Gary Low singles chronology
| "You Are a Danger" (1982) | "I Want You" (1983) | "Forever, Tonight and All My Life" (1983) |

= I Want You (Gary Low song) =

1983 single by Gary Low

"I Want You" is a song by Italian singer-songwriter Gary Low from his debut studio album, Go On (1983). It was a hit in Spain, reaching No. 4 on the Spanish chart. In Germany, the song made the top 40, peaking at No. 37. In the UK, the song reached No. 52. "I Want You" is one of Low's most popular songs, alongside his 1982 debut hit "You Are a Danger" and 1984's "La Colegiala".

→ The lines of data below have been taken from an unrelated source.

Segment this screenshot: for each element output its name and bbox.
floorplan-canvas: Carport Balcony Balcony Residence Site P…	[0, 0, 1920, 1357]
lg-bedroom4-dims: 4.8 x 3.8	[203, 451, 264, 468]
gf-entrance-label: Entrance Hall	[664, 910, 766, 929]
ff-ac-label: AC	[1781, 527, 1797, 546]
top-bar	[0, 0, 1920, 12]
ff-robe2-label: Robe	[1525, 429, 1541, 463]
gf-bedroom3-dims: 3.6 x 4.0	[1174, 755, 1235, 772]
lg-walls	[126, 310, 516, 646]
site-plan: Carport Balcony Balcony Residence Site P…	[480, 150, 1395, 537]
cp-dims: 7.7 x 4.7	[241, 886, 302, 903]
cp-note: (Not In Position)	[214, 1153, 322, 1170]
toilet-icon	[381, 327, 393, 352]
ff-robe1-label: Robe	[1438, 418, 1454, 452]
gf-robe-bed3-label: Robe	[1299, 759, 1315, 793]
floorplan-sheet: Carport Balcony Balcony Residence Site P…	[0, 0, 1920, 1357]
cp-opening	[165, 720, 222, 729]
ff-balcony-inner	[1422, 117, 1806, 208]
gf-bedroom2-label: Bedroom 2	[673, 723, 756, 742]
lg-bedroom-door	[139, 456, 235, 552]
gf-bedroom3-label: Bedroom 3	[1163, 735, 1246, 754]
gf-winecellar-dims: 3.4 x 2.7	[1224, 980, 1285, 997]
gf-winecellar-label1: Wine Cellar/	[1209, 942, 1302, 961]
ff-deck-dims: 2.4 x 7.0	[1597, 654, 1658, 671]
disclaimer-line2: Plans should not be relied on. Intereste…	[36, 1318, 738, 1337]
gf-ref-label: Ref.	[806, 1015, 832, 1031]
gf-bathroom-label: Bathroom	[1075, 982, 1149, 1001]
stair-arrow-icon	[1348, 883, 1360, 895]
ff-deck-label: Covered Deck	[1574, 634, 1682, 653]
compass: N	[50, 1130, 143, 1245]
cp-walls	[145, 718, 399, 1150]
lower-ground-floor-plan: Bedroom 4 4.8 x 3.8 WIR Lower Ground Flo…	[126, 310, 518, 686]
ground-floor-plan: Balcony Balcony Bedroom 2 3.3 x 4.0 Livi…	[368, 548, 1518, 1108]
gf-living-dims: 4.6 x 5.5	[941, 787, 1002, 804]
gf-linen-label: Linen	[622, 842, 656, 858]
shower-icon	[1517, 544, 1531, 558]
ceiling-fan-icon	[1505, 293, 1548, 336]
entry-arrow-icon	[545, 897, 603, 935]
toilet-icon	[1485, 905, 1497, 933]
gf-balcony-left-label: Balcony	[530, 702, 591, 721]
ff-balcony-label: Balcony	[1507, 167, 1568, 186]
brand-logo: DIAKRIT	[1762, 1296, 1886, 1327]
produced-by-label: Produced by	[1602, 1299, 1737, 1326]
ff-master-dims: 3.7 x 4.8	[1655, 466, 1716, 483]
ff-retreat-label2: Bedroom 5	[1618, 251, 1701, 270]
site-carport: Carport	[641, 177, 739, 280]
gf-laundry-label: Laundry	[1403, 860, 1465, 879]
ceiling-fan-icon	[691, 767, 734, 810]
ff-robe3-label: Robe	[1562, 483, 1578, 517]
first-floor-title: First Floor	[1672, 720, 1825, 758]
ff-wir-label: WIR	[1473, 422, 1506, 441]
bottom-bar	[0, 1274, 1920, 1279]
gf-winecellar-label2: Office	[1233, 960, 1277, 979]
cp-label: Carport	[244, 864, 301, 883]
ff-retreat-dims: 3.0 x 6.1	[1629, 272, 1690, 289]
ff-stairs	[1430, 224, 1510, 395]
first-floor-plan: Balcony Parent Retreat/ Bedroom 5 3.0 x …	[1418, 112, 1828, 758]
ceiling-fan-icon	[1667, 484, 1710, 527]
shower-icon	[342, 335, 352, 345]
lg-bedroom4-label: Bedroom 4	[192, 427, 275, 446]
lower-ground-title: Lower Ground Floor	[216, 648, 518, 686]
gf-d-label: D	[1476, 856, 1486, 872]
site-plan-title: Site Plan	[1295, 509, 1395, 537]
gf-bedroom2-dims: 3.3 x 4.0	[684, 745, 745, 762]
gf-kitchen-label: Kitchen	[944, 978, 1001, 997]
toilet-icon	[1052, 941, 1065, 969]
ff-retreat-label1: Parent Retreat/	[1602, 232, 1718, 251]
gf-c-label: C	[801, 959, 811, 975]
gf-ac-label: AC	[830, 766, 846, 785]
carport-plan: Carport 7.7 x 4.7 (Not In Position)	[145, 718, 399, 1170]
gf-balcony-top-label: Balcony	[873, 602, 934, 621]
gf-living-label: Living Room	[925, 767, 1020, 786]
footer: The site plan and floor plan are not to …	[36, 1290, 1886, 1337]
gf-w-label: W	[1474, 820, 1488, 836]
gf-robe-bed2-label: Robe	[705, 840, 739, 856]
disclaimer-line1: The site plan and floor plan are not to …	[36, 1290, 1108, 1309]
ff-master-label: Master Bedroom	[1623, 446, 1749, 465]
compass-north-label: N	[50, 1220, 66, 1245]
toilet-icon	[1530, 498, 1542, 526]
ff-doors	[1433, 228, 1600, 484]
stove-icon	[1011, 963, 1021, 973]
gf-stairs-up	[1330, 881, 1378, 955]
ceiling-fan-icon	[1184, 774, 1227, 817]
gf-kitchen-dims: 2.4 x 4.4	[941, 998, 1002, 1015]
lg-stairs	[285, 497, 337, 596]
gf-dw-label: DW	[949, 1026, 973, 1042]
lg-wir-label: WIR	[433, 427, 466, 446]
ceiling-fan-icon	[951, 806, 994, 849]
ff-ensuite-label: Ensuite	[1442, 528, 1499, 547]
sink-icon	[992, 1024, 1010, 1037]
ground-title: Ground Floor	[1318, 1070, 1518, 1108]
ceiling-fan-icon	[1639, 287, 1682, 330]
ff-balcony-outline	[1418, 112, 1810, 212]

== Track listing and formats ==
- Italian 7-inch single

A. "I Want You" (Vocal) – 3:38
B. "I Want You" (Instrumental) – 4:20

== Charts ==

Weekly chart performance for "I Want You"
| Chart (1983) | Peak position |
|---|---|
| Spain (AFYVE) | 4 |
| UK Singles (Official Charts) | 52 |
| West Germany (GfK) | 37 |

== Certifications and sales ==

Certifications and sales for "I Want You"
| Region | Certification | Certified units/sales |
| Spain (Promusicae) | Gold | 25,000^{^} |
^{^} Shipments figures based on certification alone.

== Samples ==
"I Want You" has been sampled on several songs such as "How We Are" by Dimitri & Tom (2001), "In My Eyes" by Sinema (2002), "The Beach" by Miss Kittin & The Hacker (2003), and on "Feel It All Around" by Washed Out (2009) which was used as the opening theme song of the television series Portlandia.

== Appearances in media ==
"I Want You" can be heard during a scene in the 1985 VIVA film Working Boys which stars Tito, Vic & Joey and Herbert Bautista.